Should moveon.org Be Worrying About CAN-SPAM Compliance?


Here’s an interesting ruling that raised the moveon.org question in my mind: Aitken v. Communications Workers of Am., 2007 U.S. Dist. LEXIS 51434 (D. Va. 2007) [pdf link to Order denying Defendants' Motion to Dismiss here] 

The basic allegations made by Plaintiffs are summarized by the court as follows:

This federal question action grows out of defendants' alleged misappropriation of the identities of certain plaintiffs -- twelve managers at Verizon Business Network Services ("Verizon") -- for the purpose of sending pro-union, anti-Verizon emails to Verizon employees under the managers' names. Defendants Harry Arnold and Pam Tronsor, acting as agents of defendant Communications Workers of America ("CWA"), allegedly created Yahoo email addresses using the names of nineteen Verizon managers, including twelve plaintiffs, and then used those email addresses to send unsolicited emails to numerous Verizon employees.
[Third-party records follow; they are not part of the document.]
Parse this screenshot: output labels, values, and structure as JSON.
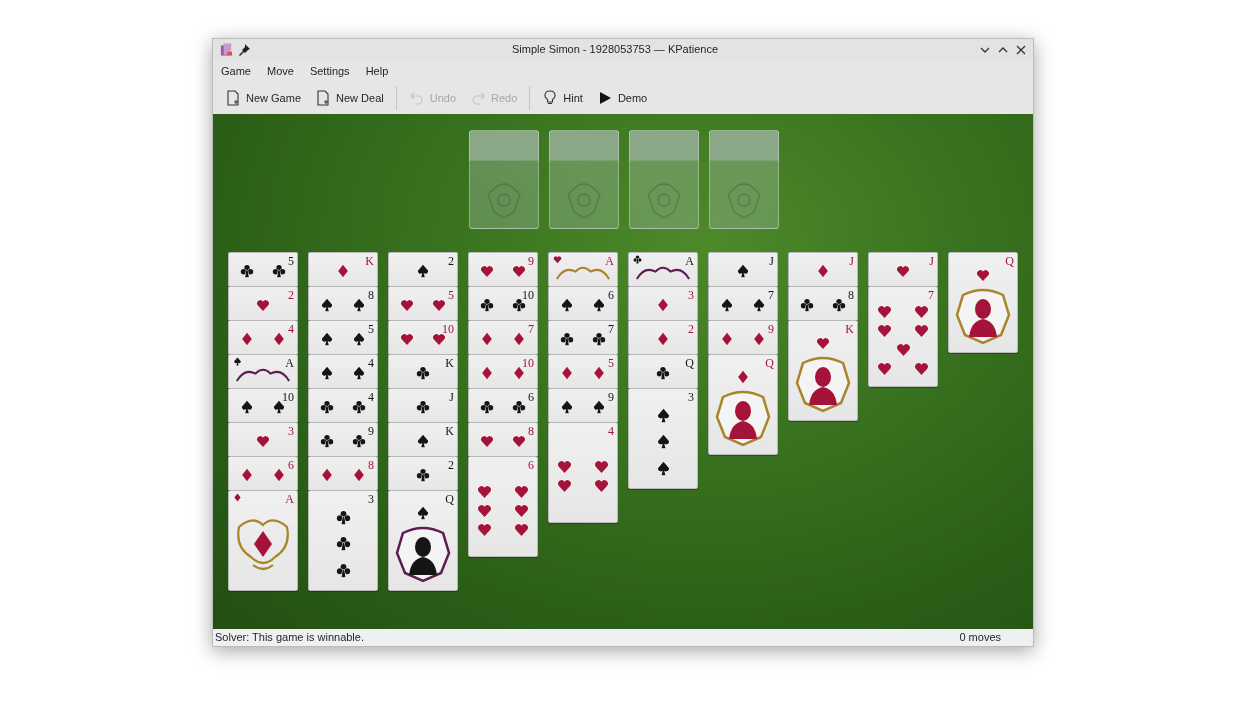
{
  "window": {
    "title": "Simple Simon - 1928053753 — KPatience"
  },
  "menu": [
    "Game",
    "Move",
    "Settings",
    "Help"
  ],
  "toolbar": [
    {
      "label": "New Game",
      "kind": "document",
      "disabled": false
    },
    {
      "label": "New Deal",
      "kind": "document",
      "disabled": false
    },
    {
      "label": "Undo",
      "kind": "undo",
      "disabled": true
    },
    {
      "label": "Redo",
      "kind": "redo",
      "disabled": true
    },
    {
      "label": "Hint",
      "kind": "hint",
      "disabled": false
    },
    {
      "label": "Demo",
      "kind": "play",
      "disabled": false
    }
  ],
  "tableau": [
    [
      {
        "rank": "5",
        "kind": "clubs"
      },
      {
        "rank": "2",
        "kind": "hearts"
      },
      {
        "rank": "4",
        "kind": "diamonds"
      },
      {
        "rank": "A",
        "kind": "spades"
      },
      {
        "rank": "10",
        "kind": "spades"
      },
      {
        "rank": "3",
        "kind": "hearts"
      },
      {
        "rank": "6",
        "kind": "diamonds"
      },
      {
        "rank": "A",
        "kind": "diamonds"
      }
    ],
    [
      {
        "rank": "K",
        "kind": "diamonds"
      },
      {
        "rank": "8",
        "kind": "spades"
      },
      {
        "rank": "5",
        "kind": "spades"
      },
      {
        "rank": "4",
        "kind": "spades"
      },
      {
        "rank": "4",
        "kind": "clubs"
      },
      {
        "rank": "9",
        "kind": "clubs"
      },
      {
        "rank": "8",
        "kind": "diamonds"
      },
      {
        "rank": "3",
        "kind": "clubs"
      }
    ],
    [
      {
        "rank": "2",
        "kind": "spades"
      },
      {
        "rank": "5",
        "kind": "hearts"
      },
      {
        "rank": "10",
        "kind": "hearts"
      },
      {
        "rank": "K",
        "kind": "clubs"
      },
      {
        "rank": "J",
        "kind": "clubs"
      },
      {
        "rank": "K",
        "kind": "spades"
      },
      {
        "rank": "2",
        "kind": "clubs"
      },
      {
        "rank": "Q",
        "kind": "spades"
      }
    ],
    [
      {
        "rank": "9",
        "kind": "hearts"
      },
      {
        "rank": "10",
        "kind": "clubs"
      },
      {
        "rank": "7",
        "kind": "diamonds"
      },
      {
        "rank": "10",
        "kind": "diamonds"
      },
      {
        "rank": "6",
        "kind": "clubs"
      },
      {
        "rank": "8",
        "kind": "hearts"
      },
      {
        "rank": "6",
        "kind": "hearts"
      }
    ],
    [
      {
        "rank": "A",
        "kind": "hearts"
      },
      {
        "rank": "6",
        "kind": "spades"
      },
      {
        "rank": "7",
        "kind": "clubs"
      },
      {
        "rank": "5",
        "kind": "diamonds"
      },
      {
        "rank": "9",
        "kind": "spades"
      },
      {
        "rank": "4",
        "kind": "hearts"
      }
    ],
    [
      {
        "rank": "A",
        "kind": "clubs"
      },
      {
        "rank": "3",
        "kind": "diamonds"
      },
      {
        "rank": "2",
        "kind": "diamonds"
      },
      {
        "rank": "Q",
        "kind": "clubs"
      },
      {
        "rank": "3",
        "kind": "spades"
      }
    ],
    [
      {
        "rank": "J",
        "kind": "spades"
      },
      {
        "rank": "7",
        "kind": "spades"
      },
      {
        "rank": "9",
        "kind": "diamonds"
      },
      {
        "rank": "Q",
        "kind": "diamonds"
      }
    ],
    [
      {
        "rank": "J",
        "kind": "diamonds"
      },
      {
        "rank": "8",
        "kind": "clubs"
      },
      {
        "rank": "K",
        "kind": "hearts"
      }
    ],
    [
      {
        "rank": "J",
        "kind": "hearts"
      },
      {
        "rank": "7",
        "kind": "hearts"
      }
    ],
    [
      {
        "rank": "Q",
        "kind": "hearts"
      }
    ]
  ],
  "status_bar": {
    "message": "Solver: This game is winnable.",
    "moves": "0 moves"
  }
}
These emails  falsely appeared to originate from the Verizon managers and disparaged Verizon while touting the benefits of unionization with CWA. 
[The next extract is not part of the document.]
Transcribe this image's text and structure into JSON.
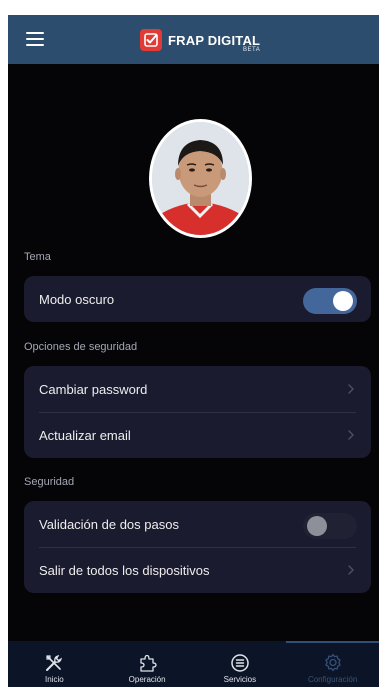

Of the two questions presented by the court, the second is worth flagging:

Does the CAN SPAM Act provide a remedy for a provider of internet access services where, as here, the defendants' false and misleading spam emails were sent to the provider's employees via the provider's servers as  part of a labor organizing campaign? 

Where the emails commercial in nature?  The court answers this question affirmatively, notwithstanding Defendants' arguments that (1) they are a non-profit and (2) they were not intending to solicit union membership dues.  The court’s First Amendment discussion doesn’t (in my opinion) adequately dispose of Defendants’ colorable arguments.  The court looks to the edges – to the fact that the “profit motive” of the speaker is not determinative  of the character of speech, and the fact that many decisions have found that non-profits can engage in commercial speech.  The court does not get to Defendants’ core arguments – that they were "advocating," and not selling a product or service.  I don’t think that Defendants’ First Amendment arguments should have necessarily carried the day.  That said, I think the court gave these arguments short shrift.   (There are many issues underlying this analysis - difficult to do this issue justice in a two sentence snapshot.)
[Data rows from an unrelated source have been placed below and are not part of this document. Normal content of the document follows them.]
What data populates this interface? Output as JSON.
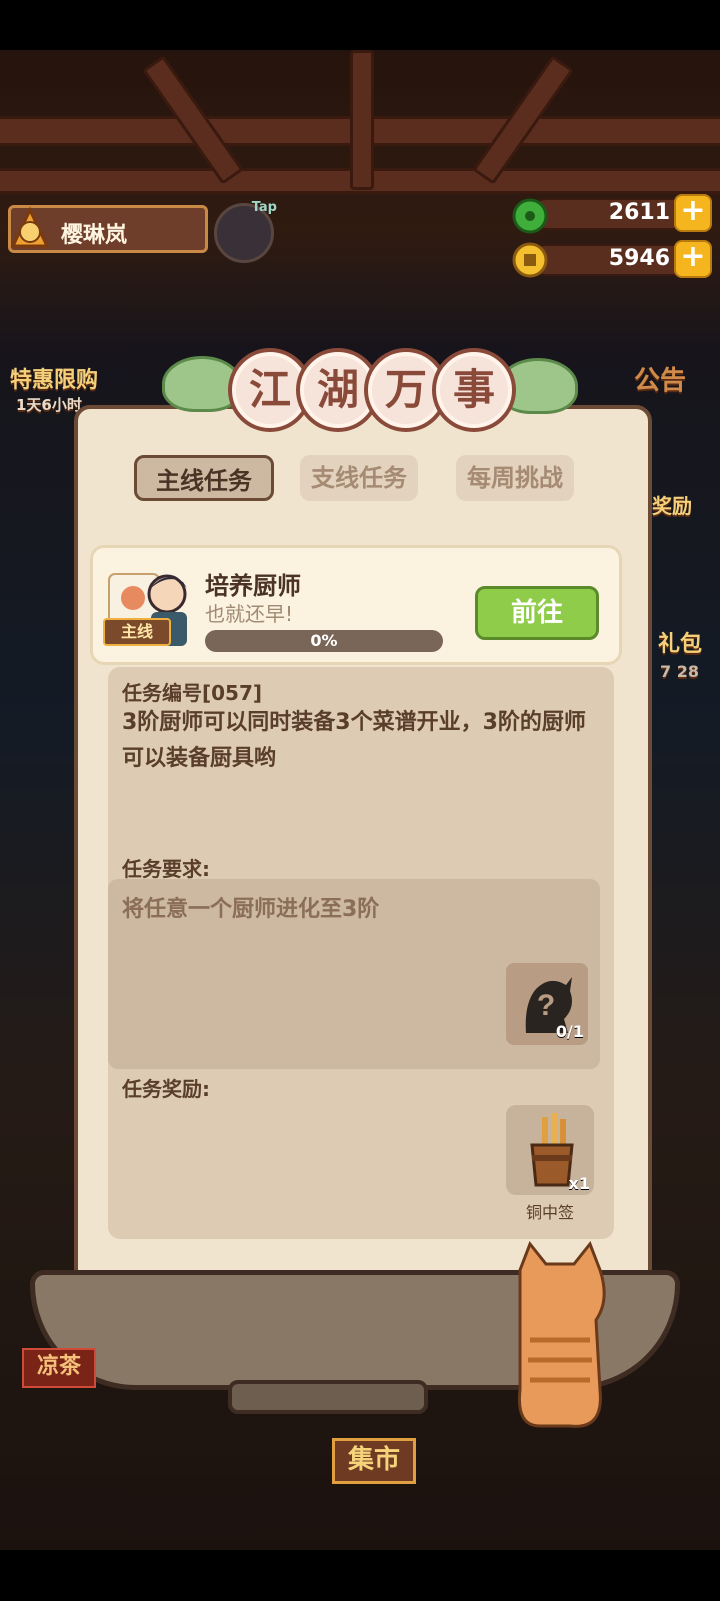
{
  "player": {
    "name": "樱琳岚",
    "tap_label": "Tap"
  },
  "currencies": [
    {
      "icon": "jade-coin-icon",
      "value": "2611"
    },
    {
      "icon": "gold-coin-icon",
      "value": "5946"
    }
  ],
  "side_labels": {
    "left_event": "特惠限购",
    "left_timer": "1天6小时",
    "right_notice": "公告",
    "right_reward": "奖励",
    "right_pack": "礼包",
    "right_count": "7 28"
  },
  "dialog": {
    "title_chars": [
      "江",
      "湖",
      "万",
      "事"
    ],
    "tabs": [
      {
        "label": "主线任务",
        "active": true
      },
      {
        "label": "支线任务",
        "active": false
      },
      {
        "label": "每周挑战",
        "active": false
      }
    ],
    "task": {
      "name": "培养厨师",
      "subtitle": "也就还早!",
      "tag": "主线",
      "progress_percent": 0,
      "progress_text": "0%",
      "go_label": "前往"
    },
    "task_number": "任务编号[057]",
    "description": "3阶厨师可以同时装备3个菜谱开业，3阶的厨师可以装备厨具哟",
    "requirement_label": "任务要求:",
    "requirement_text": "将任意一个厨师进化至3阶",
    "requirement_count": "0/1",
    "reward_label": "任务奖励:",
    "reward_name": "铜中签",
    "reward_count": "x1"
  },
  "scene": {
    "market_sign": "集市",
    "drink_sign": "凉茶"
  },
  "colors": {
    "accent_green": "#8fcc4a",
    "panel_bg": "#f1e4cf",
    "frame_brown": "#6b4a36"
  }
}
Having concluded that the messages were sufficiently commercial in nature to fall within CAN-SPAM, the court next addresses the question of whether the emails violated CAN-SPAM.  Defendants – somewhat predictably – cited to Mummagraphics and argued that any inaccuracies were not material.  The Court did not agree:

While Omega World Travel sensibly counsels appropriate caution in finding technical inaccuracies to be materially misleading, it does not militate in favor of dismissal here. While the inaccurate "from" line in Omega World Travel referred to a non-functional email address that was otherwise meaningless to the email's recipients, the inaccurate "from" line here identified the email author as a Verizon manager. Importantly, a message concerning working conditions or benefits at Verizon might have more credibility coming from a putative Verizon manager than an outsider. Thus, the misleading header information may have affected an objective recipient's opinion of the value of joining CWA. See 70 Fed. Reg. at 3115 (material fact under the Act is one "likely to affect a consumer's choice . . . regarding a product. In other words, it is information important to consumers."). In these circumstances, it is inappropriate to conclude, as a matter of law, that the misleading header information is immaterial.

At the end of the day, the court probably appropriately rejected Defendants’ Motion to Dismiss.  (The docket indicates that the case settled.)  It would have been nice to see a fuller discussion of the nuances.  Assuming the facts as articulated above are true, undoubtedly, Defendants committed tortious acts – however, it’s far from clear whether Plaintiffs should have obtained redress under CAN-SPAM.  It should have been obvious to the recipient that the email was sent for “solicitation” purposes.  Largely accurate contact information was contained in the message.  The key wrong (on the part of the Defendants) was to register yahoo email addresses in the name of Verizon managers.  This amounts to the tort of misappropriation against the managers, and maybe even against Verizon.  But it doesn’t feel like an obvious CAN-SPAM violation.  (There are specific provisions in CAN-SPAM dealing with the provision of false information in the context of obtaining an email address - I don't think those provisions were alleged to be violated here.)

Finally, I alluded to moveon.org in the title.  This may be a stretch.  But at first glance, the order certainly seems to muddy the waters as to whether political fundraising emails must comply with CAN-SPAM.  [NB: I should note that from everything I've seen, moveon is CAN-SPAM compliant - I didn't mean to imply from the post title that they are not.]  [Also, I've omitted discussion of the court's jurisdictional analysis.  Note to self:  do not raise jurisdictional arguments in cases involving telecom/ISP defendants venued in the Eastern District of Virginia.  There's a whole lot of bad precedent.]